活动目录设计(十)
A.7.6.1 Roles and Responsibilities
The purpose of this section is to identify the different target management groups (the roles) and their operations (the activities).
The roles and responsibilities model is quite different between the XXX Asia countries, but a few threads are common.
Most of the countries have a local management team which is responsible for managing a single store to a large area covering several stores.
Most the countries have central teams who support all the users at the country level. These central teams are Helpdesk, Local support and Administrators for example.
Design Decision
Asia Windows management relies on standardized Roles in order to provide a common way to implement Active Directory delegation management.
A.7.7.1 Delegation Management Principles
In Active Directory, Delegation Management is achieved via Organizational Units where the objects are stored.

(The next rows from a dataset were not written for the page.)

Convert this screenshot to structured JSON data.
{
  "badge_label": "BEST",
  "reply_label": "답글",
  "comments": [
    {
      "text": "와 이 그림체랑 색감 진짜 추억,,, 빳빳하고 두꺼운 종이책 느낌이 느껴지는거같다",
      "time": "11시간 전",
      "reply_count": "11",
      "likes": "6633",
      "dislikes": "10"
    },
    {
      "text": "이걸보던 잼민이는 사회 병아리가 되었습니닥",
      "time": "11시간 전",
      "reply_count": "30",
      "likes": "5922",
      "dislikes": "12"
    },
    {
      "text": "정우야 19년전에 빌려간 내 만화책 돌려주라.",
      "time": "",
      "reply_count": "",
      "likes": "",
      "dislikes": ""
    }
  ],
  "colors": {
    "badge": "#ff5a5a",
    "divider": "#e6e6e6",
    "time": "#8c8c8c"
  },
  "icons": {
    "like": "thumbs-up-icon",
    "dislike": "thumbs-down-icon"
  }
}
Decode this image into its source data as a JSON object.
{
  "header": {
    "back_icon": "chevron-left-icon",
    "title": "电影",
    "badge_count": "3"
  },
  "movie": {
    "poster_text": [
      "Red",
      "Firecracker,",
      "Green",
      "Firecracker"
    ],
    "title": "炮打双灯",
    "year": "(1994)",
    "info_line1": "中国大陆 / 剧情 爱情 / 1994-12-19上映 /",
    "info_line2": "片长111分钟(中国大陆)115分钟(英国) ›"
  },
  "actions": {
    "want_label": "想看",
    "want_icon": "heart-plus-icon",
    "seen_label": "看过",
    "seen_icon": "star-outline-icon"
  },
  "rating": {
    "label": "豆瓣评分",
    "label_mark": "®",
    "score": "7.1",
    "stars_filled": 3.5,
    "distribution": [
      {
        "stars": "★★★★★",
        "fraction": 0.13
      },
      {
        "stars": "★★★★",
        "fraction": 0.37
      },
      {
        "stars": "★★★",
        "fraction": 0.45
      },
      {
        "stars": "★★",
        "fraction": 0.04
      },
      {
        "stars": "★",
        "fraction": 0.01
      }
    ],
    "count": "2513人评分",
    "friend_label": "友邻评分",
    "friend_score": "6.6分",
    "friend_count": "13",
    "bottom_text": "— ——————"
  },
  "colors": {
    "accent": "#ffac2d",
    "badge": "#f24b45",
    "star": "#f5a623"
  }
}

The OU hierarchy reflects how Active Directory objects are managed. The OU hierarchy reflects an administrative hierarchy not the functional or geographic hierarchy. Users are not supposed to navigate the OU structure and should never see it.
OU Concepts
An Organizational Unit is an Active Directory container used within a domain.
- An OU cannot be shared between two domains
- An object can only belong to a single OU
OUs are logical containers into which you place users, groups, computers, and other Organizational Units.
- An OU can only contain objects from its domain
- An OU is not a group. It cannot be used to apply permissions
An OU hierarchy can organized according to two approaches:
1. per object type / per site
2. per site / per object type
Scenario 1: OU hierarchy organized per object type / per site
OU are organized first per object type (users, groups, workstations, servers) then per site. GPOs can be inherited and therefore the GPOs associated to parent OUs will be applied to all its children objects. As an example, when you apply a GPO to the Users OU, it is applied to all users residing in the site OUs below.
- Permissions for delegation must be repeatedly assigned on all location OUs
- Not easy if required ACL are complex and non standard
- Objects for the same Site Operators are spread over multiple OU hierarchy (requiring specific MMC taskpads for ease of management)
Scenario 2: OU hierarchy organized per site / per object type
OUs are first organized per location then per object type. Delegation per site is configured at the location OU level and inherited by sub-OUs
- It is more adapted for organizations with onsite IT operators
- Management Delegation is defined once per location
- Objects per site are grouped under a single OU and not spread over multiple OUs
- It is more resilient to organizational change
- A GPO applied to a specific type of objects must be linked several times to sub-OUs. Even though, the GPO linking operation is not a very complex operation
Design Decision
Scenario 2 is recommended as Delegation management is more easily configured.
A.7.7.2 OU Hierarchy Template
The OU Hierarchy template is driven by these considerations:
Entity (Head Office, Stores and other remote locations)
- The Entity's resources, users and groups are organized per physical location. Doing so, it is possible to delegate permissions to local IT operators.
- Workstations are split between Desktops or Laptops in order to easily apply different GPO settings depending on the computer type. Users and Groups are stored in different OU for readability.
- The Admins accounts and service accounts are stored in two specific OUs.
- The different types of groups Universal, Global and Domain Local are placed in different OUs.
- The groups dedicated to administration are stored in a specific OU in order to separate them from the functional groups.
The diagram below shows the adopted OU hierarchy and the type objects stored in the OUs.
For a store or a remote location, the OU hierarchy is a bit simplified as no Universal Groups should be locally created.